/python_ASM

python_ASM is a python project which is designed to help modify bytecode in a little bit easy manner.

Primary LanguagePython

python_asm

python_ASM is a python project which is designed to help modify bytecode in a little bit easy manner. The API design is loosely based on objectweb:asm for Java.

📌 Features

🚩 Deconstruct code objects

You can use the Deserializer class to convert a code object into a list of opcodes

>>> def my_function(x: int = 1) -> int:
...     if x > 20:
...         return x / 20
...     return x
... 
>>> deserializer = Deserializer(my_function.__code__)
>>> deserializer.deserialize()  # Below is formatted for readability
[
    LOAD_FAST(id=124, arg='x'), 
    LOAD_CONST(id=100, arg=20), 
    COMPARE_OP(id=107, arg=4), 
    POP_JUMP_IF_FALSE(id=114, arg=Label(0x7fd2fbeb0d60)), 
    LOAD_FAST(id=124, arg='x'), 
    LOAD_CONST(id=100, arg=20), 
    BINARY_TRUE_DIVIDE(id=27, arg=0), 
    RETURN_VALUE(id=83, arg=0), 
    Label(0x7fd2fbeb0d60), 
    LOAD_FAST(id=124, arg='x'), 
    RETURN_VALUE(id=83, arg=0)
]

🚩 Construct code objects

Conversely, you can also turn a list of opcodes into a code object using Serializer

>>> dummy = lambda x: None
>>> serializer = Serializer([   # Bytecode for `return x * 20`
...     LOAD_FAST("x"),
...     LOAD_CONST(20),
...     BINARY_MULTIPLY(),
...     RETURN_VALUE()
... ], dummy.__code__)
>>> dummy.__code__ = serializer.serialize()
>>> dummy(10)
200

🚩 Jumps

A big issue when modifying bytecode is jumps.
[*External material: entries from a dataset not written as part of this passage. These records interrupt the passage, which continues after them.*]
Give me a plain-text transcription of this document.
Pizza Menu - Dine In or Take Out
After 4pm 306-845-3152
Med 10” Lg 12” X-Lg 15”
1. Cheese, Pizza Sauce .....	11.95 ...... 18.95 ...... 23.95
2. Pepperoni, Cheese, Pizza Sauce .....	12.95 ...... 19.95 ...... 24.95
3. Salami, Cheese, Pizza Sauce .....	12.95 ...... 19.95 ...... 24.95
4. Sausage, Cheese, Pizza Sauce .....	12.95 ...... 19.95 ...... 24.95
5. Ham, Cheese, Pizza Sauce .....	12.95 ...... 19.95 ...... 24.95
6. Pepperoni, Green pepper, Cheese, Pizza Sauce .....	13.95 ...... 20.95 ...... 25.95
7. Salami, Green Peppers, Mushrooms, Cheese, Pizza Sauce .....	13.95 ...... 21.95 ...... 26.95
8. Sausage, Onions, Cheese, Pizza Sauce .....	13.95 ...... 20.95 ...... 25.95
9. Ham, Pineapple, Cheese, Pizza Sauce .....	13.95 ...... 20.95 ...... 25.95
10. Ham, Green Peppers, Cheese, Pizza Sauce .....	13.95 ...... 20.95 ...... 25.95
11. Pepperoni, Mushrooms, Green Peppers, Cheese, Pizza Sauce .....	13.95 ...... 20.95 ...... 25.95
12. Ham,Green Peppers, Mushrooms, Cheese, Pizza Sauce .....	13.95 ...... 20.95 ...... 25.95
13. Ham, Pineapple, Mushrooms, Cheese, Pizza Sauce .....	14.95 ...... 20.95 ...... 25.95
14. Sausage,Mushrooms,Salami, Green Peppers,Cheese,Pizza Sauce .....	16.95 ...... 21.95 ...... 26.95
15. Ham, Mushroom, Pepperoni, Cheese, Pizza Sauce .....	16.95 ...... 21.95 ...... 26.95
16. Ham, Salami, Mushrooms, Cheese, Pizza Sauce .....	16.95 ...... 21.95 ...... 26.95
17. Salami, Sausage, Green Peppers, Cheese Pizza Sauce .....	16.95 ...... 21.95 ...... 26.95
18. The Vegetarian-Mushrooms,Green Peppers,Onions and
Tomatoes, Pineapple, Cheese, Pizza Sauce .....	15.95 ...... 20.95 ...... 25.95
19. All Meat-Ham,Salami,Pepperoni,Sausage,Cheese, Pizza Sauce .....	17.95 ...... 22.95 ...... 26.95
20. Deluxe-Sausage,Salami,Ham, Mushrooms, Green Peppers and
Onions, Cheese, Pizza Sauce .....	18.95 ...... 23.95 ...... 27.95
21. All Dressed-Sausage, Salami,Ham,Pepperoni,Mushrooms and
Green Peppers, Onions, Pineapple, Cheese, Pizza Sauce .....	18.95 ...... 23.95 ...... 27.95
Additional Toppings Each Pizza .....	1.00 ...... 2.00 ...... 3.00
We solve this by using Label:

>>> lbl = Label()
>>> ops = [
...     LOAD_CONST(10),
...     LOAD_CONST(20),
...     COMPARE_OP("<"),
...     POP_JUMP_IF_FALSE(lbl),     # jump to where lbl is located
...     LOAD_CONST(True),
...     RETURN_VALUE(),
...     lbl,                        # jump to here
...     LOAD_CONST(False),
...     RETURN_VALUE()
... ]

This way, no matter how many instructions you place between the jump and the label, it will always resolve correctly 👦🏻👍🏻.